The program has been active for a handful of months and comes as the administration of Governor Rick Snyder wraps up its first term and has heavily pushed reform in this area.

The goal of RPM is to decrease delays and remove duplicative forms or impractical regulations and practices to quite literally make state government more efficient. Zimmer described the concept of RPM as a “team-driven analysis of core processes” to make them more friendly and appealing to the state’s “customers.”

“We do a lot of stuff, but it’s all different stuff that has its own core function. RPM is almost a unifying strategy for the bureau,” Zimmer said. “It’s one thing we can all do: We can all focus on customer service using the same process review.”

Specifically, Zimmer and LARA staff have four main goals for improving business customer-facing requirements and targeted processes within state government: 25 percent improvement in satisfaction with the regulatory process; 50 percent improvement in customer response time; ensuring 100 percent of the customer-facing regulatory materials are utilized and needed; and overall 50 percent reduction in forms.

And already the department has seen success, Zimmer noted.

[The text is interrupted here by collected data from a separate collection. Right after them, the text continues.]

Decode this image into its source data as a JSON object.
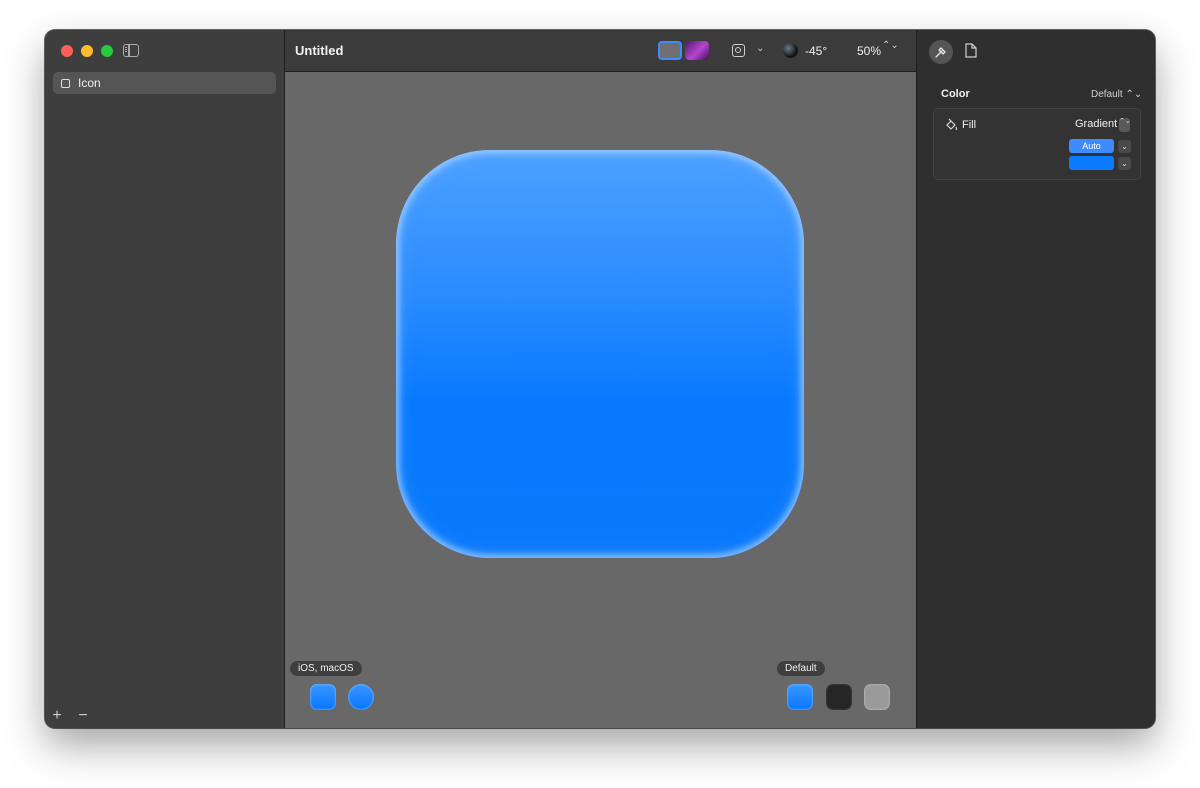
{
  "sidebar": {
    "layers": [
      {
        "label": "Icon"
      }
    ],
    "add_label": "+",
    "remove_label": "−"
  },
  "toolbar": {
    "title": "Untitled",
    "light_angle": "-45°",
    "zoom": "50%",
    "zoom_stepper": "⌃⌄",
    "dropdown_chevron": "⌄"
  },
  "canvas": {
    "platform_tag": "iOS, macOS",
    "appearance_tag": "Default",
    "icon_gradient": [
      "#4da1ff",
      "#0779ff"
    ]
  },
  "inspector": {
    "section_title": "Color",
    "section_value": "Default ⌃⌄",
    "fill_label": "Fill",
    "fill_mode": "Gradient",
    "fill_mode_stepper": "⌃⌄",
    "stops": [
      {
        "label": "Auto",
        "color": "#3d8bff"
      },
      {
        "label": "",
        "color": "#0a7aff"
      }
    ],
    "stop_chevron": "⌄"
  },
  "colors": {
    "accent": "#3d8bff",
    "close": "#ff5f57",
    "minimize": "#febc2e",
    "zoom": "#28c840"
  }
}
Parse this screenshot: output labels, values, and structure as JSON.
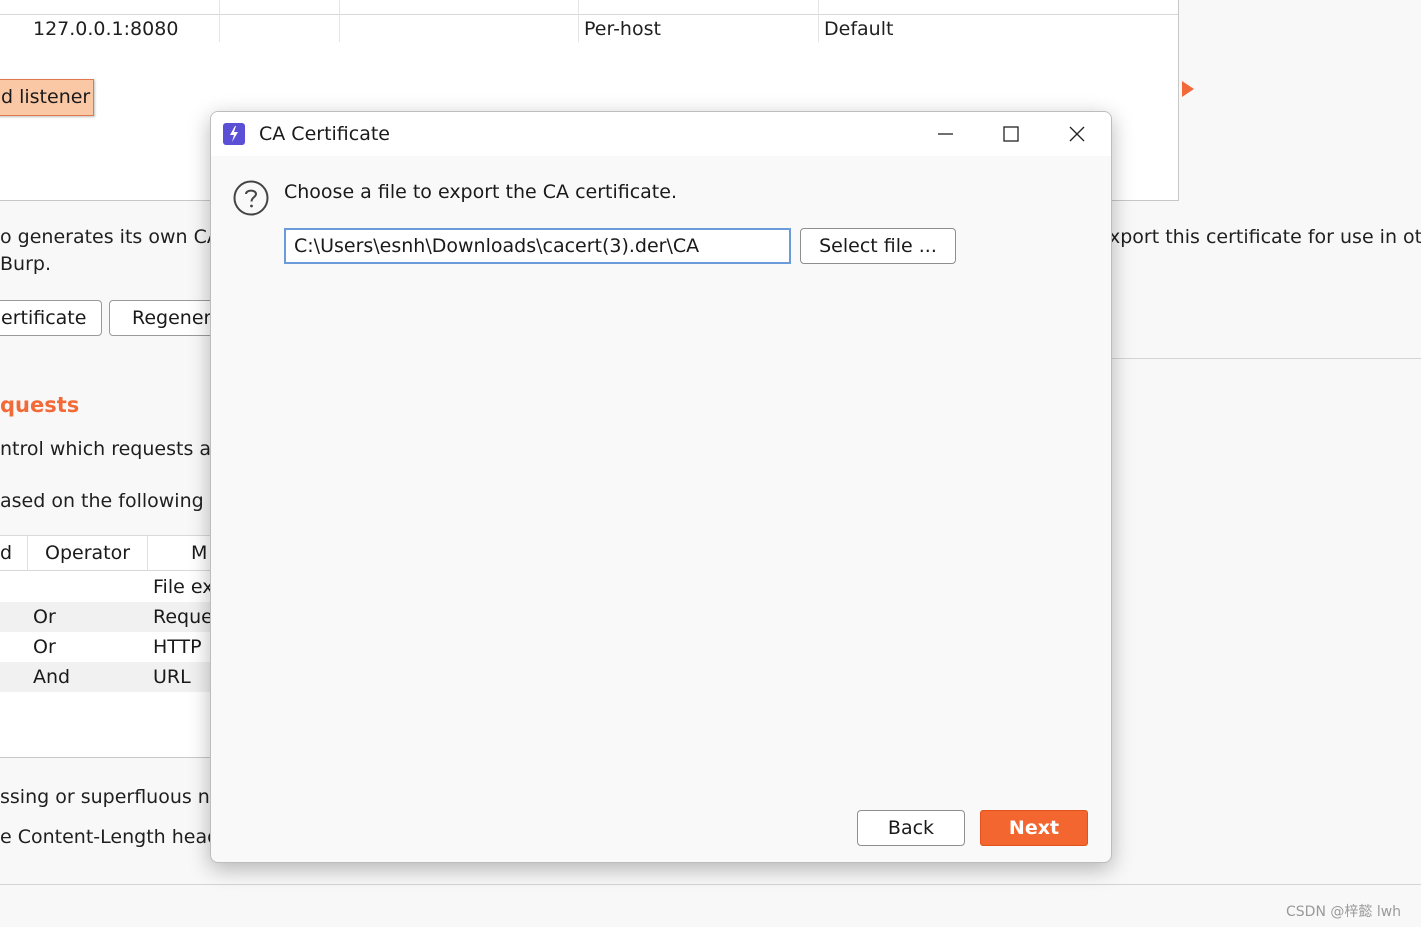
{
  "background": {
    "listener_table": {
      "row": {
        "interface": "127.0.0.1:8080",
        "certificate": "Per-host",
        "tls_protocols": "Default"
      }
    },
    "add_listener_label": "d listener",
    "ca_text_left_1": "o generates its own CA",
    "ca_text_left_2": "Burp.",
    "ca_text_right": "xport this certificate for use in oth",
    "export_button": "ertificate",
    "regenerate_button": "Regener",
    "section_title": "quests",
    "intercept_text_1": "ntrol which requests a",
    "intercept_text_2": "ased on the following",
    "rules_table": {
      "headers": [
        "d",
        "Operator",
        "M"
      ],
      "rows": [
        {
          "operator": "",
          "match": "File ex"
        },
        {
          "operator": "Or",
          "match": "Reque"
        },
        {
          "operator": "Or",
          "match": "HTTP"
        },
        {
          "operator": "And",
          "match": "URL"
        }
      ]
    },
    "bottom_text_1": "ssing or superfluous ne",
    "bottom_text_2": "e Content-Length head"
  },
  "dialog": {
    "title": "CA Certificate",
    "icons": {
      "app": "burp-lightning-icon",
      "help": "question-circle-icon",
      "minimize": "minimize-icon",
      "maximize": "maximize-icon",
      "close": "close-icon"
    },
    "prompt": "Choose a file to export the CA certificate.",
    "path_value": "C:\\Users\\esnh\\Downloads\\cacert(3).der\\CA",
    "select_file_label": "Select file ...",
    "back_label": "Back",
    "next_label": "Next",
    "accent_color": "#f4662f"
  },
  "watermark": "CSDN @梓懿 lwh"
}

It has improved customers’ perception of the state’s regulatory climate by 24 percent; improved customer response timeliness by cutting processing times by 76 percent; and reduced forms by 51 percent.

“It’s important to eliminate unnecessary un-operative or duplicative, but after that it’s looking for breaks … so the user has predictability,” he said.

Zimmer, who has been with the Department of Licensing and Regulatory Affairs for 14 years and its numerous name changes, said that if he is officially named the head of the department, he doesn’t expect to jump ship to the Michigan Economic Development Corporation within two years like his two predecessors, Arwood and former MEDC Chief Operating Officer Steve Hilfinger.

“I’m a department kind of guy, and my name isn’t Steve,” he joked about the move of both the Steve-named men to the position of COO for the MEDC, one after the other.

Another issue Zimmer said the department is continuing to work on is administrative hearings on rules. In the past, the department has combined administrative hearing functions and so now there is an essential hearing office, he said. By instating a sort of civil procedure for administrative hearings, it increases the predictability and could help to rescind some 500 rules in the process.

Zimmer said he has a long history of public service, starting with being a Senate staffer for 12 years and then becoming director of a previous governor’s office of regulatory reform. In 2000, it transitioned into the Department of Consumer and Industry Services and then the Department of Labor and Economic Growth (which later added the Department of Energy to be known as DELEG).

“Because we did hearings for what is now LARA, I sort of earned a broad appreciation for all our agencies and bureaus,” Zimmer said of that experience.

He has been the chief deputy director since LARA was formed.